Operationally, benefit carve-out plans follow a few basic steps:
- Adjust plan documents. Plan sponsors amend their health plan documents to describe and document the methods under which dialysis benefits will be administered, separately from other types of benefits under the plan.
- Establish dialysis reimbursement rates. Plans work with experts like Renalogic to establish fair reimbursement rates for dialysis services.
- Enroll/update members and notify providers. All members that are on dialysis are issued dialysis-specific insurance cards tied to the new dialysis-specific benefit plan. Members present their dialysis coverage card when receiving dialysis services. Providers are also notified that members receiving dialysis are now covered by a new dialysis-specific dialysis benefit.
- Adjudicate claims. After they provide dialysis services, providers bill the dialysis benefit administrator per the information on the dialysis benefit insurance card. Claims are processed in the same way and timeframe as other medical claims.
Plans need to change their perspective and take a new approach to contain dialysis costs.
And they need to start ASAP.
To investigate the advantages of such an alternative approach to better support CKD and ESRD members, self-funded plans should follow a few guidelines:
- Only work with an experienced, reputable company. There are numerous regulations from the Affordable Care Act to the Medicare Secondary Payer Act, to ERISA to HIPAA and the ADA that must guide the design of any carve-out benefit plans. Navigating the complexities of their various requirements takes knowledge and experience. Plans should avoid working with companies that do not have a long track record of specializing in this area.
- Adhere closely to all required regulations. While hugely beneficial to plans and members, dialysis carve-out plans must adhere strictly to the various regulations that apply, including the Medicare Secondary Payor Act’s coordination of benefit period of 30 months.
- Ensure plan reimbursement rates are fair to providers and are not arbitrarily established. In order to comply with ERISA and the MSP in particular, plan reimbursement rates must be based on methodologies that are not arbitrary and do not pose a risk of allowing unfairly low provider payments. This is a particular risk for plans using multiple of Medicare pricing methodologies, as there is no reasonable basis for choosing among possible multipliers. This creates a high risk of legal challenges and regulatory or judicial rejection of the methodology.
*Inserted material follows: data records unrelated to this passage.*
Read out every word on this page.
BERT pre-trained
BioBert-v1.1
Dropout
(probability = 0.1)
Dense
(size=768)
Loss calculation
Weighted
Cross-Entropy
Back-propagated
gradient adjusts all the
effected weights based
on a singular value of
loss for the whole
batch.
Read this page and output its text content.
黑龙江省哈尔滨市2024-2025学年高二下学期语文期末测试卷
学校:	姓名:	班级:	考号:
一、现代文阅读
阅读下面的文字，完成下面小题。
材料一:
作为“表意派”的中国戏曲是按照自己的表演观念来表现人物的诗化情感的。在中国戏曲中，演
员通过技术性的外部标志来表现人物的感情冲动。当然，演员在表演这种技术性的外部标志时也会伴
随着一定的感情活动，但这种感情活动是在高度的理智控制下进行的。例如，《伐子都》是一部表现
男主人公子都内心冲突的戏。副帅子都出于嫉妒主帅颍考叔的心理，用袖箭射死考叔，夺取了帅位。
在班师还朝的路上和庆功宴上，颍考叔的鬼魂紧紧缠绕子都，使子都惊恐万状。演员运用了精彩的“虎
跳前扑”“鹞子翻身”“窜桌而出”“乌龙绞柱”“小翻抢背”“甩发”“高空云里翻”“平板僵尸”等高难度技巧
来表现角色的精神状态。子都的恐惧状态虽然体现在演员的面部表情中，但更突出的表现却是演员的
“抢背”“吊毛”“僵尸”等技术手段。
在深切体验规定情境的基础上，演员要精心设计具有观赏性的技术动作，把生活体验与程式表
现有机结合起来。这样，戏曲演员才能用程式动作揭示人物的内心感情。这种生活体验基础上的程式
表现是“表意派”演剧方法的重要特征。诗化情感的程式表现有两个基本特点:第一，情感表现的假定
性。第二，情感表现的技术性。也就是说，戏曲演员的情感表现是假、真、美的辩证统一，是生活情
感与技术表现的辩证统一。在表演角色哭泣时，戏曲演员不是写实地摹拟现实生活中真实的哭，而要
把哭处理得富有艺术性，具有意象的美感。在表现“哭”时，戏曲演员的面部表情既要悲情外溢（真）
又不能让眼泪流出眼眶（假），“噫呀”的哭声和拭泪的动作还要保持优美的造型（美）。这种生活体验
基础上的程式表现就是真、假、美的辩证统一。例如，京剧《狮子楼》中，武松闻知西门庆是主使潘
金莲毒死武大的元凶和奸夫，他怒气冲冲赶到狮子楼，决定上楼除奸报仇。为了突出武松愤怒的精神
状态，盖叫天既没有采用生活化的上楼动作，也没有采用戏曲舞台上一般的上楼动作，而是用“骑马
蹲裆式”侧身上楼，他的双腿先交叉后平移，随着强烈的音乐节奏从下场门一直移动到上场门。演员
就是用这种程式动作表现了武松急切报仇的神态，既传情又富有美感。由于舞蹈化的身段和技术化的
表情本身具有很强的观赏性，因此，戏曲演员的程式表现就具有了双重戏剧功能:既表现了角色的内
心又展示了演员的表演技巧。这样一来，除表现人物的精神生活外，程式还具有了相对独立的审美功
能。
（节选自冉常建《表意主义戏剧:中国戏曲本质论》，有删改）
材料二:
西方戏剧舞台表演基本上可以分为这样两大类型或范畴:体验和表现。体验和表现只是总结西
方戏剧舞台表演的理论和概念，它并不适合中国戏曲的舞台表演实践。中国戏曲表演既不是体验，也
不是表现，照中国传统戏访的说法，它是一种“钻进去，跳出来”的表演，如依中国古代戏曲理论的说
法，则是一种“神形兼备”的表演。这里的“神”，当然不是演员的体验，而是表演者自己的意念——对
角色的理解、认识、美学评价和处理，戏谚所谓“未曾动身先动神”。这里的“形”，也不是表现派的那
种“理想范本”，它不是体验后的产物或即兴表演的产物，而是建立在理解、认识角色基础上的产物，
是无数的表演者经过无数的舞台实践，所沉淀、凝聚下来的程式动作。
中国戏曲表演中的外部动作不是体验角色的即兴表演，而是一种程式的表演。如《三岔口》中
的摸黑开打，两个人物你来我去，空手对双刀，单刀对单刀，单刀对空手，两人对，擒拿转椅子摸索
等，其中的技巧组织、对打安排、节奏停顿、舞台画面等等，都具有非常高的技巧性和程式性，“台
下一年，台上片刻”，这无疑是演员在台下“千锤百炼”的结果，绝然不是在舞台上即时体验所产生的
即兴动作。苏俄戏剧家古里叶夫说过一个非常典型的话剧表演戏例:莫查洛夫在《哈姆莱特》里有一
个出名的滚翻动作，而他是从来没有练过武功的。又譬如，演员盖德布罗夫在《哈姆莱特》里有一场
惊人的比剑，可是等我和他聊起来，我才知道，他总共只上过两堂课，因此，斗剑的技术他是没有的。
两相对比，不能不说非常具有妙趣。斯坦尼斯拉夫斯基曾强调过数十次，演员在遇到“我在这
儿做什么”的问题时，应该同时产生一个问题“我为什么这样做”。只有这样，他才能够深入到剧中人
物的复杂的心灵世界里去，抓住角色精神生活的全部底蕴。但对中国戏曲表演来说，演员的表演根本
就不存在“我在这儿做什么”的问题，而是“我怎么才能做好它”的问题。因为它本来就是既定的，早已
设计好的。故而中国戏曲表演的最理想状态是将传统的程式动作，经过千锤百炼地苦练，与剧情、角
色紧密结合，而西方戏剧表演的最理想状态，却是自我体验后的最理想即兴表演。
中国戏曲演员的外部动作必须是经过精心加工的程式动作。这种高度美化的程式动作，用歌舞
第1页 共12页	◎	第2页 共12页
- Perform a data-driven savings analysis. Plans should work with their selected partner to analyze potential savings ahead of time. Having specific expectations of savings ensures that the plan, and all their hired partners, are all properly aligned.
- Combine cost containment with care management. While reducing the cost of dialysis is possible, plans should also provide clinical support to help members avoid progressing to ESRD.
- Get started ASAP. Given the rising incidence of ESRD and the rising costs of dialysis, there is no need to wait until a plan renewal date. A mid-year plan adjustment can be easily implemented in a manner of weeks.
It’s clear that the dialysis market in the United States is broken, but self-funded plans don’t have to perpetuate the problem. They can use new, innovative approaches to lower costs and give members more support. All they have to do is think outside the “network” box.